O trabalho desenvolvido na Capital Nacional do Agronegócio foi reconhecido pela Solidaridad e o IDH (Iniciativa Holandesa de Comércio Sustentável) em uma publicação com os resultados e aprendizados na produção responsável da soja no programa SFTF no Brasil.

O programa surgiu com o objetivo de colocar em prática regras capaz de impulsionar a adoção de técnicas de manejo sustentável da soja. Os padrões ajudaram os agricultores a cultivarem soja de uma maneira responsável, com o menor impacto ambiental possível e considerando o aspecto regional. Três países foram selecionados para participar do programa: Brasil, Argentina e Paraguai.

No Brasil, o programa conseguiu engajar milhares de produtores em quatro anos e aprimorar a sustentabilidade da produção de soja em 2,1 milhões de hectares. Para alcançar esses objetivos foram criadas soluções inovadoras e estratégias diferenciadas de acordo com o tamanho do produtor e das características da região.

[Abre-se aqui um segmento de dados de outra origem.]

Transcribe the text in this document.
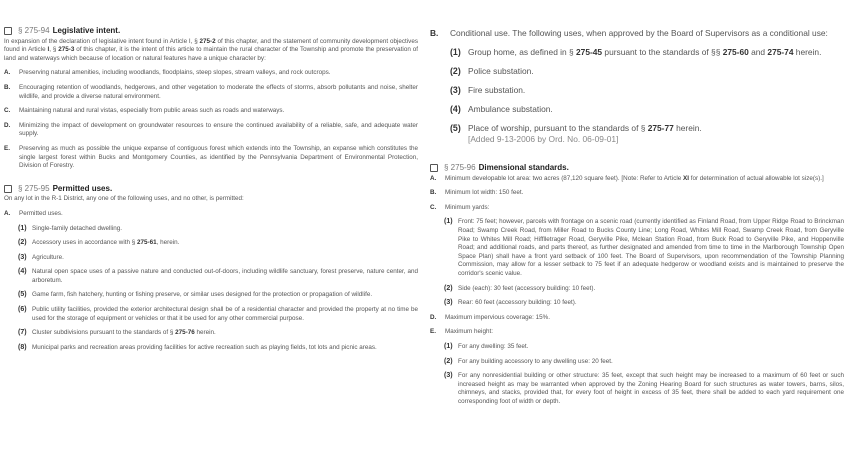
§ 275-94 Legislative intent.

In expansion of the declaration of legislative intent found in Article I, § 275-2 of this chapter, and the statement of community development objectives found in Article I, § 275-3 of this chapter, it is the intent of this article to maintain the rural character of the Township and promote the preservation of land and waterways which because of location or natural features have a unique character by:

A.	Preserving natural amenities, including woodlands, floodplains, steep slopes, stream valleys, and rock outcrops.
B.	Encouraging retention of woodlands, hedgerows, and other vegetation to moderate the effects of storms, absorb pollutants and noise, shelter wildlife, and provide a diverse natural environment.
C.	Maintaining natural and rural vistas, especially from public areas such as roads and waterways.
D.	Minimizing the impact of development on groundwater resources to ensure the continued availability of a reliable, safe, and adequate water supply.
E.	Preserving as much as possible the unique expanse of contiguous forest which extends into the Township, an expanse which constitutes the single largest forest within Bucks and Montgomery Counties, as identified by the Pennsylvania Department of Environmental Protection, Division of Forestry.
§ 275-95 Permitted uses.

On any lot in the R-1 District, any one of the following uses, and no other, is permitted:

A.	Permitted uses.
(1) Single-family detached dwelling.
(2) Accessory uses in accordance with § 275-61, herein.
(3) Agriculture.
(4) Natural open space uses of a passive nature and conducted out-of-doors, including wildlife sanctuary, forest preserve, nature center, and arboretum.
(5) Game farm, fish hatchery, hunting or fishing preserve, or similar uses designed for the protection or propagation of wildlife.
(6) Public utility facilities, provided the exterior architectural design shall be of a residential character and provided the property at no time be used for the storage of equipment or vehicles or that it be used for any other commercial purpose.
(7) Cluster subdivisions pursuant to the standards of § 275-76 herein.
(8) Municipal parks and recreation areas providing facilities for active recreation such as playing fields, tot lots and picnic areas.
B.	Conditional use. The following uses, when approved by the Board of Supervisors as a conditional use:
(1) Group home, as defined in § 275-45 pursuant to the standards of §§ 275-60 and 275-74 herein.
(2) Police substation.
(3) Fire substation.
(4) Ambulance substation.
(5) Place of worship, pursuant to the standards of § 275-77 herein.
[Added 9-13-2006 by Ord. No. 06-09-01]
§ 275-96 Dimensional standards.
A.	Minimum developable lot area: two acres (87,120 square feet). [Note: Refer to Article XI for determination of actual allowable lot size(s).]
B.	Minimum lot width: 150 feet.
C.	Minimum yards:
(1) Front: 75 feet; however, parcels with frontage on a scenic road (currently identified as Finland Road, from Upper Ridge Road to Brinckman Road; Swamp Creek Road, from Miller Road to Bucks County Line; Long Road, Whites Mill Road, Swamp Creek Road, from Geryville Pike to Whites Mill Road; Hifflletrager Road, Geryville Pike, Mclean Station Road, from Buck Road to Geryville Pike, and Hoppenville Road; and additional roads, and parts thereof, as further designated and amended from time to time in the Marlborough Township Open Space Plan) shall have a front yard setback of 100 feet. The Board of Supervisors, upon recommendation of the Township Planning Commission, may allow for a lesser setback to 75 feet if an adequate hedgerow or woodland exists and is maintained to preserve the corridor's scenic value.
(2) Side (each): 30 feet (accessory building: 10 feet).
(3) Rear: 60 feet (accessory building: 10 feet).
D.	Maximum impervious coverage: 15%.
E.	Maximum height:
(1) For any dwelling: 35 feet.
(2) For any building accessory to any dwelling use: 20 feet.
(3) For any nonresidential building or other structure: 35 feet, except that such height may be increased to a maximum of 60 feet or such increased height as may be warranted when approved by the Zoning Hearing Board for such structures as water towers, barns, silos, chimneys, and stacks, provided that, for every foot of height in excess of 35 feet, there shall be added to each yard requirement one corresponding foot of width or depth.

Em Sorriso, o incentivo veio através do projeto “Gente que Produz e Preserva”. O município, maior produtor de soja do mundo, precisava continuar produzindo, mas sem prejudicar o meio ambiente e as futuras gerações. O CAT se propôs então a certificar propriedades no padrão RTRS (A Round Table on Responsible Soy).

O processo de certificação das propriedades em Sorriso começou em novembro de 2013 e o primeiro grupo, de nove fazendas, recebeu a certificação no fim do ano passado.

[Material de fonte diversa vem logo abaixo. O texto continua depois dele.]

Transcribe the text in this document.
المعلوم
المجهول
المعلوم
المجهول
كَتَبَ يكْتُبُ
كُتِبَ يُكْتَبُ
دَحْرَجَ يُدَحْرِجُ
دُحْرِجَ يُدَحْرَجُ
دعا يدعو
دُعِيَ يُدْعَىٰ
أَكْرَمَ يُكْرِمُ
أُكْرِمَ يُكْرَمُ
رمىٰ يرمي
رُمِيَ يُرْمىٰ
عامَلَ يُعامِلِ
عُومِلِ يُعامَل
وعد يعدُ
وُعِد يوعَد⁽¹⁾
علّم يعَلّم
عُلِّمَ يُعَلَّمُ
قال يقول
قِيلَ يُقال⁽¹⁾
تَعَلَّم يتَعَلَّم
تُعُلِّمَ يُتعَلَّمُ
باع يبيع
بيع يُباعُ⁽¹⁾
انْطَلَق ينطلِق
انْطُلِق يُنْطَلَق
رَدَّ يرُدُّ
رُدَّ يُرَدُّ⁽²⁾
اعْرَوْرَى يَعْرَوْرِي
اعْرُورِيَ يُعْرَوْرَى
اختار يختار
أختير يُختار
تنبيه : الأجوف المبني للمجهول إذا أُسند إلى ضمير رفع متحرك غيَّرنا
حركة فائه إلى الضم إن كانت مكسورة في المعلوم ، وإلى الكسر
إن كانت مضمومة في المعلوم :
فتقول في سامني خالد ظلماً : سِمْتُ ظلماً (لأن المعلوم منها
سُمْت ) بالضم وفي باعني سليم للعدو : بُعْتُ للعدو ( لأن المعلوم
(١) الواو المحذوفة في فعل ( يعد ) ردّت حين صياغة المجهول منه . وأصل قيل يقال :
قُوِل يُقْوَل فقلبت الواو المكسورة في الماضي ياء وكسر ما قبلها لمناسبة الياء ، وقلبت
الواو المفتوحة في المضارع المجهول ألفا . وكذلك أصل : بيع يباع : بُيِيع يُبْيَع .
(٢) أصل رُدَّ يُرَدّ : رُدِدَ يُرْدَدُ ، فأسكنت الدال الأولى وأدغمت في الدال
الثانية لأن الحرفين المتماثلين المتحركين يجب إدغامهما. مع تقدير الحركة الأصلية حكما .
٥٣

Em março deste ano, os produtores receberam mais de meio milhão em dinheiro com a venda dos bônus da soja certificada.
Ao entrar no projeto, de forma voluntária, os produtores rurais selaram compromisso com a responsabilidade social e ambiental e precisam seguir cinco princípios básicos do padrão RTRS de produção: cumprir as leis e as boas práticas de negócios, oferecer boas condições de trabalho, respeitar e criar vínculos com as comunidades locais, cuidar do meio ambiente e adotar boas práticas agrícolas.

Depois do primeiro grupo, outras 21 propriedades se inscreveram no processo de certificação.